Exterior: view from below

Side A: Eros striding toward altar

Tondo: Eros's wings

Side B: Eros flying

Tondo: Eros's box and objects in field

Profile: handles at sides

Collection: Toledo Museum of Art
Summary: Tondo: Eros seated on a rockSide A: Eros striding toward an altarSide B: Eros flying.
Ware: Apulian Red Figure
Painter: Attributed to the Menzies Group
Date: ca. 375 BC - ca. 350 BC
Dimensions:

H. to highest knob 0.187 m., h. to rim 0.12 m., d. rim 0.403 m., d. foot 0.15 m.

Shape: Knobbed patera
Period: Late Classical


Decoration Description:

Tondo: Eros seated on a rock. Facing left, Eros rests on a stool-high rock, leaning on his left hand, with his wings erect behind him. In his right hand he holds an open box, its lid's underside decorated. Hanging from the fingers of his right hand is a ball wrapped with ribbons. He is wearing a necklace of white beads which extends across his chest, under his left arm and over his right shoulder, as well as encircling his neck. Two more strings of beads are fit onto his left thigh. In the field surrounding him are hanging a bunch of grapes, a rosette, a sash, a fillet, a phiale, flowers and leaves. A fillet appears in the exergue.

Around the tondo runs a band of left-facing waves, surrounded by a plain band and one of laurel leaves and berries. Each of the ridged, glazed vertical handles holds a mushroom-shaped knob in the middle. Two identical knobs flank each handle. The upper surface of the rim is reserved and reddened; its outer edge has the same finish with a band of strokes over it.

Added white is abundant in the tondo, in some cases with an ochre wash as well. Details of Eros's wings, his hair fillet, dots on the grape bunch and attached tendrils, the exterior of the box and its lid, the rosette, the ribbons binding the ball, the fillet and sash, the fillet in the exergue, the phiale, details of Eros's rock, and the groundline under him all show added white. The laurel leaves and berries surrounding the tondo are also in added white, as is the decoration on each knob, a rosette with petals radiating from a circle.

Side A: Eros striding toward an altar. Eros walks left up to an altar with a rosette on top. In his right hand he is holding an open box whose lid interior, like that in the tondo, is decorated. In his left hand is a wreath with a fillet hanging from it. Eros is wearing a fillet, beads around his neck, chest, and left thigh, and bracelets around his forearms and calves. In the field surrounding him are two more fillets, another wreath and fillet, a phiale, an ivy leaf and a rosette.

Added white, in certain cases under ochre, appears in Eros's wings, fillet, jewelry and feet, the right side of the ivy leaf and its tendrils, the sides and lid of the box, dots on both wreaths, the fillets, the rosettes, the altar and the phiale, and three dots of a groundline.

Side B: Eros flying. Holding an open box in his right hand, Eros flies left. Like the other boxes, this one's lid is decorated. As in the tondo, a ball wrapped in ribbons hangs from the fingers of his right hand, under the box. In his left hand Eros holds a fillet, and a sash is draped over his right forearm. Eros wears the same jewelry as on side A, except that he has no bracelet on his right arm. In the background are a phiale, three fillets, two rosettes, leaves, flowers and leafed branches with berries. Added white, in many places with dilute ochre wash, appears in the same details as for side A.

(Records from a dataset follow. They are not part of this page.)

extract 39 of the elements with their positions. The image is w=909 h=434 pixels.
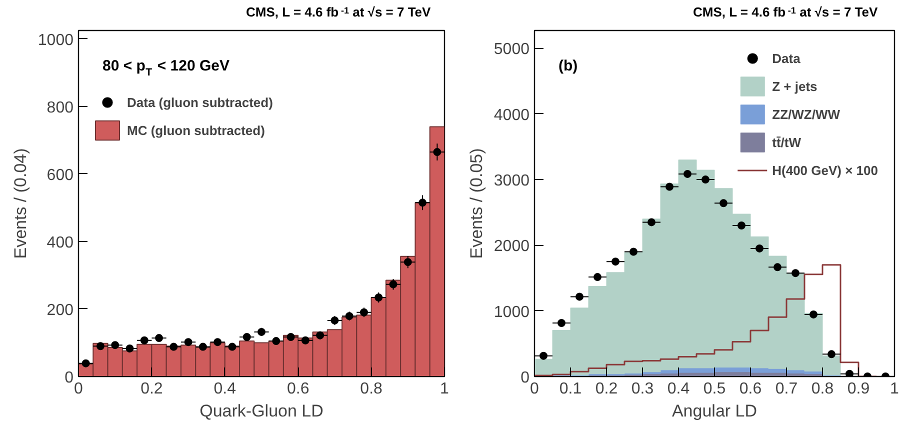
y-tick-label: 200 (46, 302, 74, 319)
legend-label: MC (gluon subtracted) (127, 122, 265, 140)
y-tick-label: 400 (46, 234, 74, 252)
x-tick-label: 0.9 (847, 380, 870, 398)
legend-label: ZZ/WZ/WW (772, 106, 840, 124)
y-tick-label: 0 (520, 370, 530, 386)
x-tick-label: 1 (440, 380, 450, 398)
x-tick-label: 0.7 (775, 380, 798, 398)
x-tick-label: 0.8 (811, 380, 834, 398)
y-axis-title: Events / (0.04) (10, 148, 30, 259)
x-tick-label: 0.3 (631, 380, 654, 398)
x-tick-label: 0.8 (360, 380, 383, 398)
legend-label: Data (gluon subtracted) (127, 94, 273, 112)
x-tick-label: 0.4 (667, 380, 690, 398)
y-tick-label: 4000 (494, 106, 530, 124)
legend-label: Data (772, 50, 800, 68)
y-tick-label: 1000 (494, 304, 530, 321)
x-tick-label: 0.2 (595, 380, 618, 398)
y-tick-label: 800 (46, 99, 74, 116)
legend-label: Z + jets (772, 78, 818, 96)
y-axis-title: Events / (0.05) (466, 148, 486, 259)
y-tick-label: 2000 (494, 238, 530, 256)
x-tick-label: 0.6 (286, 380, 310, 398)
legend-label: H(400 GeV) × 100 (772, 162, 878, 180)
x-axis-title: Quark-Gluon LD (200, 402, 324, 420)
x-tick-label: 0.1 (559, 380, 582, 398)
y-tick-label: 600 (46, 166, 74, 184)
annotation: (b) (558, 58, 578, 74)
legend-label: tt̄/tW (772, 134, 801, 152)
x-tick-label: 0.2 (140, 380, 163, 398)
x-axis-title: Angular LD (672, 402, 758, 420)
x-tick-label: 1 (890, 380, 900, 398)
x-tick-label: 0.4 (214, 380, 236, 398)
y-tick-label: 1000 (38, 32, 74, 49)
y-tick-label: 5000 (494, 41, 530, 58)
y-tick-label: 0 (64, 370, 74, 386)
x-tick-label: 0.5 (703, 380, 726, 398)
x-tick-label: 0.6 (739, 380, 762, 398)
y-tick-label: 3000 (494, 172, 530, 190)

Below each handle sits a large palmette surrounded by floral motifs. Below the main panel a band of left-facing waves circles the bowl. Underneath this are two narrow lines and a wide band. A reserved reddened area shows the juncture of the bowl with its foot. The profiled foot itself is flaring and slipped. The undersurface is reserved.

Sources Used:

CVA, USA fasc. 20, pp. 19-20, pls. 96-97

Other Bibliography:

Münzen, 6. Mai 1967, pp. 96-97, pl. 64, no. 184; Riefstahl 1968, p. 47; Luckner 1972, p. 81, figs. 29 and 30; The Toledo Museum of Art, A Guide to the Collections (Toledo 1976), p. 11, fig. 4; Schneider-Herrmann 1977, p. 45; Trendall & Cambitoglou 1982, p. 840.